To do this you simply edit the table in the dashboard template, extend the rows and then add the relevant links to external resources, before refreshing the dashboard. Find a quick guide on how to do this here.
Prioritisation
CVDACTION identifies patients whose risk of heart attack and stroke can be substantially reduced by optimising the use of high impact, NICE recommended treatments.  
A core aim of CVDACTION is to help teams manage their capacity and workflows. There are likely to be a lot of patients whose blood pressure is not controlled to target or whose cholesterol is sub-optimally managed for example. CVDACTION breaks this large workload into manageable chunks by stratifying into small cohorts and making it easy to prioritise safely.
For example, for patients whose blood pressure is not treated to target, CVDACTION shows you who is at highest risk – for example those whose BP is above180/120 followed by those whose BP is above 160/100.
Similarly, patients who have pre-existing cardiovascular disease are stratified into three groups to aid prioritisation:
- People with CVD on no lipid lowering therapy – they are at very high risk of a premature cardiovascular event
- People with CVD on a statin but at suboptimal dose or intensity
- People with CVD who are on maximal statin but with non-HDLc not treated to target – these patients may be eligible for second line therapies
This simple stratification helps to decide what to prioritise and what to safely phase over time, and it creates manageable chunks of work for time pressured clinicians.
When deciding where to start, it may make sense to begin with a single condition where several indicators can be addressed in individual patients.
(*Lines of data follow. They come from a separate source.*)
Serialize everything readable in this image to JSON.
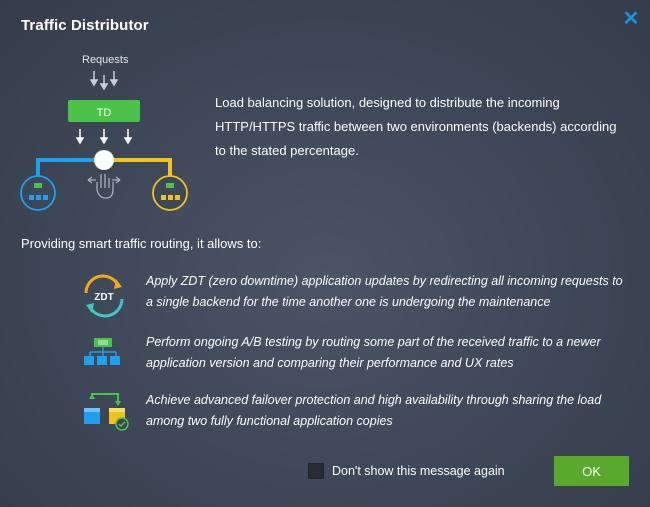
{
  "dialog": {
    "title": "Traffic Distributor",
    "close_icon": "close-icon"
  },
  "diagram": {
    "requests_label": "Requests",
    "td_label": "TD",
    "colors": {
      "td": "#4cc24a",
      "left": "#1ea0ee",
      "right": "#f0c419",
      "node": "#ffffff"
    }
  },
  "intro": {
    "text": "Load balancing solution, designed to distribute the incoming HTTP/HTTPS traffic between two environments (backends) according to the stated percentage."
  },
  "allows_heading": "Providing smart traffic routing, it allows to:",
  "features": [
    {
      "icon": "zdt-icon",
      "text": "Apply ZDT (zero downtime) application updates by redirecting all incoming requests to a single backend for the time another one is undergoing the maintenance",
      "icon_label": "ZDT"
    },
    {
      "icon": "ab-testing-icon",
      "text": "Perform ongoing A/B testing by routing some part of the received traffic to a newer application version and comparing their performance and UX rates"
    },
    {
      "icon": "failover-icon",
      "text": "Achieve advanced failover protection and high availability through sharing the load among two fully functional application copies"
    }
  ],
  "footer": {
    "dont_show_label": "Don't show this message again",
    "ok_label": "OK"
  }
}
This will increase the impact on the patients’ health and save time for clinicians – by efficiently treating multiple risk factors in single consultations rather than single risk factors in multiple consultations.
Top tip: how to start
Consider starting with:
- Patients who have both hypertension and CVD: focus on optimising both blood pressure and cholesterol management at the same time; or
- Patients with chronic kidney disease or diabetes: focus on optimising the use of four high impact treatments: blood pressure treatment, lipid lowering therapy, renal angiotensin antagonists and SGLT2 inhibitors.
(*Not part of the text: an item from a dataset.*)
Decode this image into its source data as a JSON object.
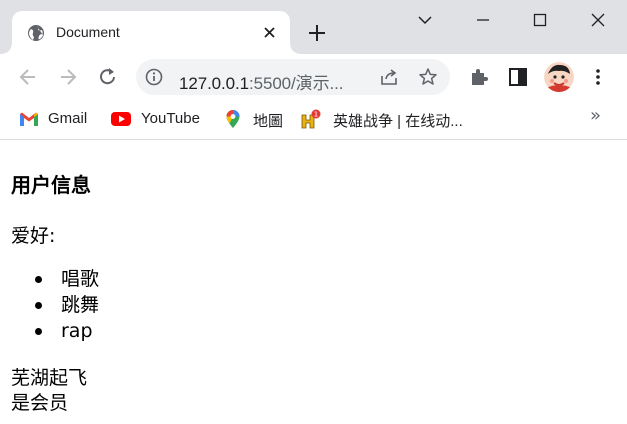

This multi risk factor approach will reduce the number of consultations needed, save time for the clinician and have much bigger health impact for the patient and local population.
Find out more about how the tool can be used to aid prioritisation in the video below.
Learn how the ‘Demonstrator sites’ prioritised their high-risk cohorts to align with local priorities in the case study section.
Tackling health inequalities
CVD is a major contributor to health inequalities, accounting for a fifth of the life expectancy gap between most and least deprived communities. CVDACTION can help you to target health inequalities – even in a single practice.
On each dashboard, clicking on the ‘Demographics’ button allows you to filter any indicator or group of indicators by factors such as deprivation, ethnicity or severe mental illness. The dashboard will then provide you with lists of patients in already vulnerable communities (e.g. most deprived quintile or those with severe mental illness) who are at increased risk of CVD because their blood pressure, cholesterol, CKD or diabetes is not optimally managed.